Iowa and much of the eastern Corn Belt also have low loss ratios for 2021 (see Figure 2). Areas with loss ratios above 1.0, indicating that losses exceed premiums, stretched from Montana through parts of North Dakota, South Dakota and Minnesota. The drought caused mining difficulties in the upper Great Plains.

In Illinois, county loss ratios ranged from .01 to .69 (see Figure 3). The five counties with the highest losing ratios are Cook (.69), DuPage (.53), Greene (.52), Hardin (.49) and Union (.48) counties.

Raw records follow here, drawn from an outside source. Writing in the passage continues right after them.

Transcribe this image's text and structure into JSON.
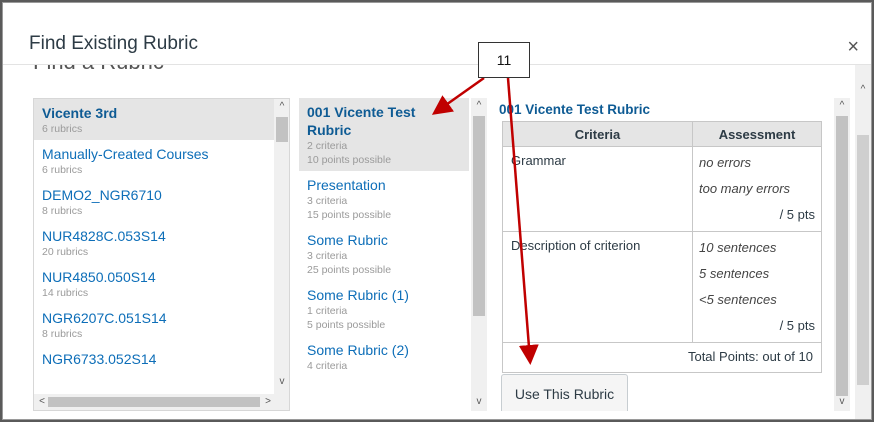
{
  "dialog": {
    "title": "Find Existing Rubric",
    "close_symbol": "×",
    "cut_heading": "Find a Rubric"
  },
  "courses": [
    {
      "name": "Vicente 3rd",
      "count": "6 rubrics",
      "selected": true
    },
    {
      "name": "Manually-Created Courses",
      "count": "6 rubrics"
    },
    {
      "name": "DEMO2_NGR6710",
      "count": "8 rubrics"
    },
    {
      "name": "NUR4828C.053S14",
      "count": "20 rubrics"
    },
    {
      "name": "NUR4850.050S14",
      "count": "14 rubrics"
    },
    {
      "name": "NGR6207C.051S14",
      "count": "8 rubrics"
    },
    {
      "name": "NGR6733.052S14",
      "count": ""
    }
  ],
  "rubrics": [
    {
      "name": "001 Vicente Test Rubric",
      "criteria": "2 criteria",
      "points": "10 points possible",
      "selected": true
    },
    {
      "name": "Presentation",
      "criteria": "3 criteria",
      "points": "15 points possible"
    },
    {
      "name": "Some Rubric",
      "criteria": "3 criteria",
      "points": "25 points possible"
    },
    {
      "name": "Some Rubric (1)",
      "criteria": "1 criteria",
      "points": "5 points possible"
    },
    {
      "name": "Some Rubric (2)",
      "criteria": "4 criteria",
      "points": ""
    }
  ],
  "preview": {
    "title": "001 Vicente Test Rubric",
    "col_criteria": "Criteria",
    "col_assessment": "Assessment",
    "rows": [
      {
        "criterion": "Grammar",
        "ratings": [
          "no errors",
          "too many errors"
        ],
        "points": "/ 5 pts"
      },
      {
        "criterion": "Description of criterion",
        "ratings": [
          "10 sentences",
          "5 sentences",
          "<5 sentences"
        ],
        "points": "/ 5 pts"
      }
    ],
    "total": "Total Points: out of 10",
    "use_button": "Use This Rubric"
  },
  "annotation": {
    "label": "11",
    "color": "#c00000"
  },
  "icons": {
    "up": "^",
    "down": "v",
    "left": "<",
    "right": ">"
  }
}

The five counties with the lowest odds are Douglas (0.01), Moultrie (0.02), Piatt (0.03), and Champaign (0.03) and Coles counties.

Performance in corn and soybeans

The low losses in Illinois and the Midwest had a lot to do with the low losses in corn and soybeans. Two reasons contribute to the low losses:

  1. Crop prices were above forecast prices. Most farmers purchase Revenue Protection (RP) to insure corn and soybeans (see Table 1 c farmdoc every day, 25 January 2022). RP is revenue insurance with an increase in guarantee. When crop prices are above forecast prices, insurance payments are primarily due to yield losses. In Midwestern states, the price for the 2022 corn crop was $5.37, well above the forecast price of $4.58. Similarly, the soybean crop price of $12.30 was well above the forecast price of $11.87.
  2. Yields were at or above trend across much of the Midwest, resulting in few yield requests.

As a result, loss rates were low for corn and soybeans, particularly in Illinois. The loss ratio for corn was .37 for the US and .12 for Illinois (see Table 1). The loss ratio for 2021 US corn of .37 was well below the five-year average of .60 and the ten-year average of .88. The Illinois corn loss rate of .12 in 2021 is well below the five-year average of .36. and a ten-year average of 1.03.

The US loss ratio for soybeans in 2021 was .44, well below the .57 five-year average and .55 ten-year average. Illinois had lower losses than the U.S. Illinois had a loss ratio of 0.12 in 2021, below the five-year average of 0.38 and the ten-year average of 0.42.

By comparison, losses in corn and soybeans in 2021 are less than those in wheat. In 2021, the loss ratio of 1.60 for wheat was above the reference value of 1.0 and well above the loss ratios for corn and soybeans. Again, drought in the northern Great Plains contributed to greater losses.


Prices rose for both corn and soybeans in 2021. Also, yields were mostly above trend for corn and soybeans across much of the Midwest. As a result, federal crop insurance payments were relatively low in 2021. Crop payments were particularly low in Illinois and the Midwest.


Schnitkey, G., C. Zulauf, N. Paulson, and K. Swanson. “Crop Insurance Solutions in 2022.” farmdoc every day (12):10, Department of Agricultural and Consumer Economics, University of Illinois at Urbana-Champaign, January 25, 2022.